In an interference experiment the ratio of amplitudes of coherent waves is $$\frac{a_1}{a_2} = \frac{1}{3}$$. The ratio of maximum and minimum intensities of fringes will be:

We are told that the two interfering beams are coherent and that their amplitudes are in the ratio

$$\frac{a_1}{a_2}=\frac{1}{3}.$$

To work comfortably, we assign actual symbols that satisfy this ratio. Let the common constant of proportionality be $$k.$$ Then we can write

$$a_1 = k \quad\text{and}\quad a_2 = 3k.$$

Interference formulas relate intensities to these amplitudes. First, we recall the basic result:

Intensity is proportional to the square of amplitude, so

$$I_1 \propto a_1^{\,2}, \qquad I_2 \propto a_2^{\,2}.$$

Now, in a two-source interference pattern, the expressions for maximum and minimum intensities are obtained by adding the wave amplitudes in phase (for a bright fringe) and subtracting them out of phase (for a dark fringe).

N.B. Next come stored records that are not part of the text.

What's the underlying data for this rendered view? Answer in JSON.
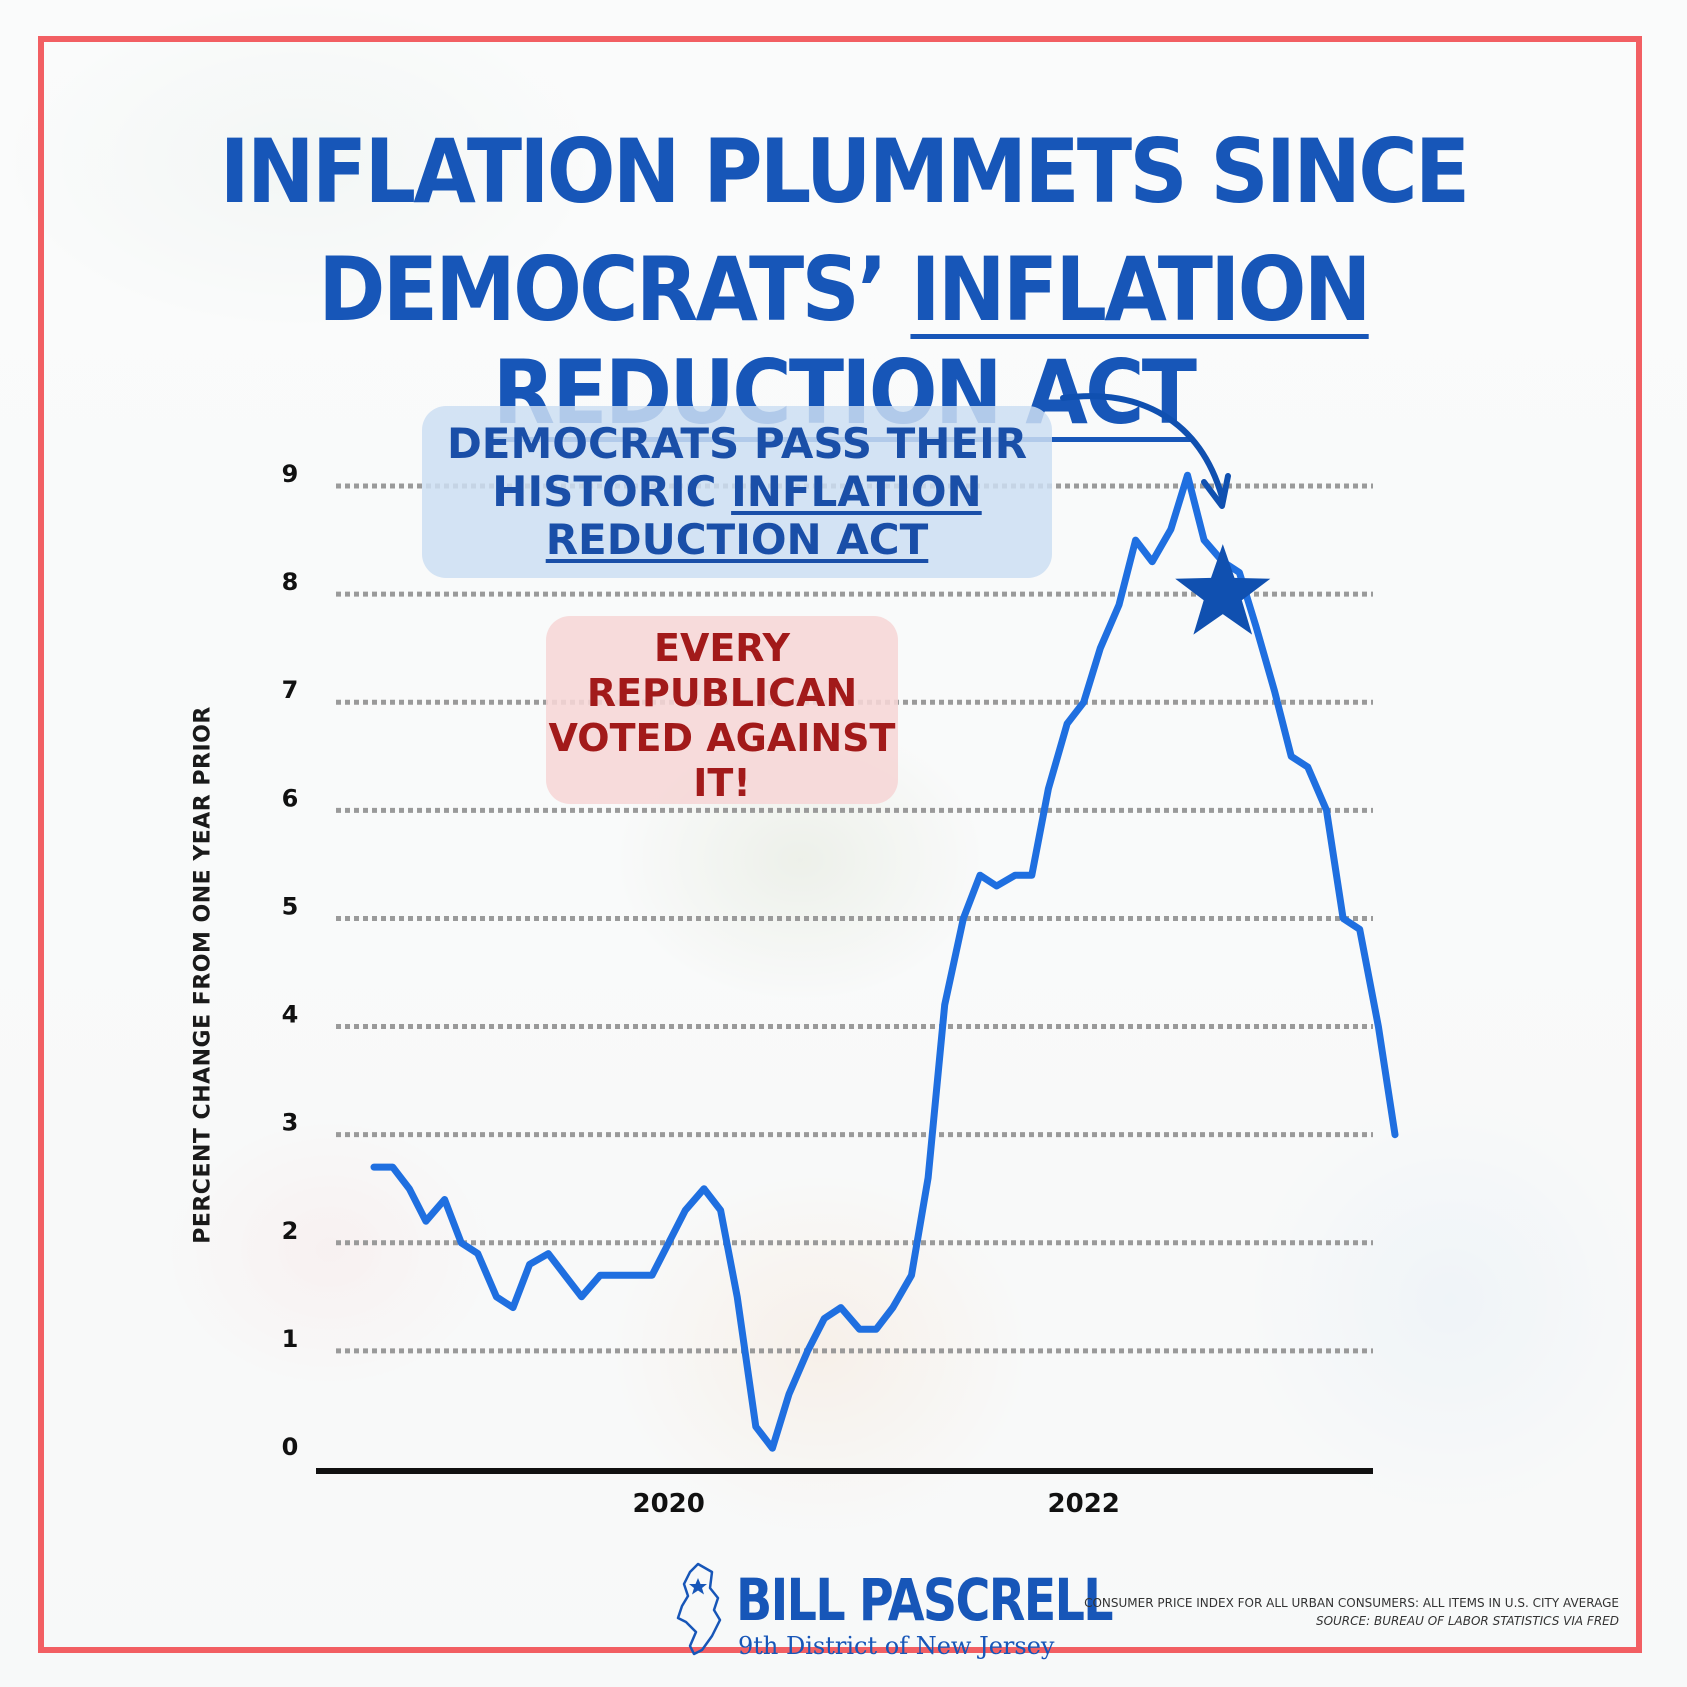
{
  "title_line1": "INFLATION PLUMMETS SINCE",
  "title_line2_prefix": "DEMOCRATS’ ",
  "title_line2_underlined": "INFLATION REDUCTION ACT",
  "callout_blue": {
    "line1": "DEMOCRATS PASS THEIR",
    "line2_prefix": "HISTORIC ",
    "line2_underlined": "INFLATION",
    "line3_underlined": "REDUCTION ACT"
  },
  "callout_red": {
    "lines": [
      "EVERY",
      "REPUBLICAN",
      "VOTED AGAINST",
      "IT!"
    ]
  },
  "colors": {
    "line": "#1f6fe0",
    "title": "#1756b8",
    "frame": "#f25f63",
    "star": "#1050b0",
    "callout_red_text": "#a21a1a"
  },
  "logo": {
    "name": "BILL PASCRELL",
    "subtitle": "9th District of New Jersey",
    "icon": "new-jersey-map-icon"
  },
  "source_note": {
    "line1": "CONSUMER PRICE INDEX FOR ALL URBAN CONSUMERS: ALL ITEMS IN U.S. CITY AVERAGE",
    "line2": "SOURCE: BUREAU OF LABOR STATISTICS VIA FRED"
  },
  "chart_data": {
    "type": "line",
    "ylabel": "PERCENT CHANGE FROM ONE YEAR PRIOR",
    "xlabel": "",
    "ylim": [
      0,
      9
    ],
    "yticks": [
      "0",
      "1",
      "2",
      "3",
      "4",
      "5",
      "6",
      "7",
      "8",
      "9"
    ],
    "xticks": [
      {
        "label": "2020",
        "x": 2020.0
      },
      {
        "label": "2022",
        "x": 2022.0
      }
    ],
    "grid": "horizontal dotted",
    "annotation": {
      "marker": "star",
      "x": 2022.67,
      "y": 8.0
    },
    "series": [
      {
        "x": [
          2018.58,
          2018.67,
          2018.75,
          2018.83,
          2018.92,
          2019.0,
          2019.08,
          2019.17,
          2019.25,
          2019.33,
          2019.42,
          2019.5,
          2019.58,
          2019.67,
          2019.75,
          2019.83,
          2019.92,
          2020.0,
          2020.08,
          2020.17,
          2020.25,
          2020.33,
          2020.42,
          2020.5,
          2020.58,
          2020.67,
          2020.75,
          2020.83,
          2020.92,
          2021.0,
          2021.08,
          2021.17,
          2021.25,
          2021.33,
          2021.42,
          2021.5,
          2021.58,
          2021.67,
          2021.75,
          2021.83,
          2021.92,
          2022.0,
          2022.08,
          2022.17,
          2022.25,
          2022.33,
          2022.42,
          2022.5,
          2022.58,
          2022.67,
          2022.75,
          2022.83,
          2022.92,
          2023.0,
          2023.08,
          2023.17,
          2023.25,
          2023.33,
          2023.42,
          2023.5
        ],
        "values": [
          2.7,
          2.7,
          2.5,
          2.2,
          2.4,
          2.0,
          1.9,
          1.5,
          1.4,
          1.8,
          1.9,
          1.7,
          1.5,
          1.7,
          1.7,
          1.7,
          1.7,
          2.0,
          2.3,
          2.5,
          2.3,
          1.5,
          0.3,
          0.1,
          0.6,
          1.0,
          1.3,
          1.4,
          1.2,
          1.2,
          1.4,
          1.7,
          2.6,
          4.2,
          5.0,
          5.4,
          5.3,
          5.4,
          5.4,
          6.2,
          6.8,
          7.0,
          7.5,
          7.9,
          8.5,
          8.3,
          8.6,
          9.1,
          8.5,
          8.3,
          8.2,
          7.7,
          7.1,
          6.5,
          6.4,
          6.0,
          5.0,
          4.9,
          4.0,
          3.0
        ]
      }
    ]
  }
}
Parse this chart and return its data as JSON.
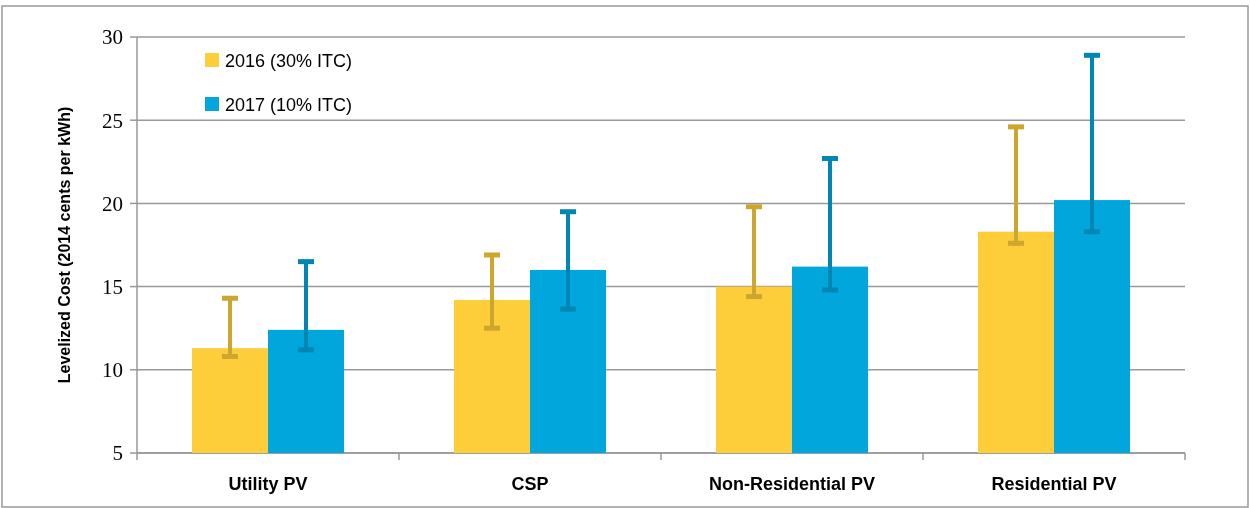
{
  "chart_data": {
    "type": "bar",
    "ylabel": "Levelized Cost (2014 cents per kWh)",
    "categories": [
      "Utility PV",
      "CSP",
      "Non-Residential PV",
      "Residential PV"
    ],
    "series": [
      {
        "name": "2016 (30% ITC)",
        "color": "#fecd3a",
        "values": [
          11.3,
          14.2,
          15.0,
          18.3
        ],
        "errors": [
          [
            10.8,
            14.3
          ],
          [
            12.5,
            16.9
          ],
          [
            14.4,
            19.8
          ],
          [
            17.6,
            24.6
          ]
        ]
      },
      {
        "name": "2017 (10% ITC)",
        "color": "#00a6dc",
        "values": [
          12.4,
          16.0,
          16.2,
          20.2
        ],
        "errors": [
          [
            11.2,
            16.5
          ],
          [
            13.65,
            19.5
          ],
          [
            14.8,
            22.7
          ],
          [
            18.3,
            28.9
          ]
        ]
      }
    ],
    "ylim": [
      5,
      30
    ],
    "yticks": [
      5,
      10,
      15,
      20,
      25,
      30
    ],
    "grid": "y",
    "legend": "top left"
  }
}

Explicitly, the standard formulas are

$$I_{\text{max}} = (a_1 + a_2)^{2},$$

$$I_{\text{min}} = (a_1 - a_2)^{2}.$$

We substitute the concrete values $$a_1 = k$$ and $$a_2 = 3k.$$ Carrying out each calculation step by step:

For the maximum intensity,

$$I_{\text{max}} = (a_1 + a_2)^{2} = (\,k + 3k\,)^{2} = (4k)^{2} = 16k^{2}.$$

For the minimum intensity,

$$I_{\text{min}} = (a_1 - a_2)^{2} = (\,k - 3k\,)^{2} = (-2k)^{2} = 4k^{2}.$$

The ratio of these two intensities is then

$$\frac{I_{\text{max}}}{I_{\text{min}}} = \frac{16k^{2}}{4k^{2}} = \frac{16}{4} = 4.$$

Notice that the factor $$k^{2}$$ cancels, as expected, so the result is independent of our initial scaling choice.

Hence, the required ratio of maximum to minimum intensities of the fringes is $$4.$$

Hence, the correct answer is Option A.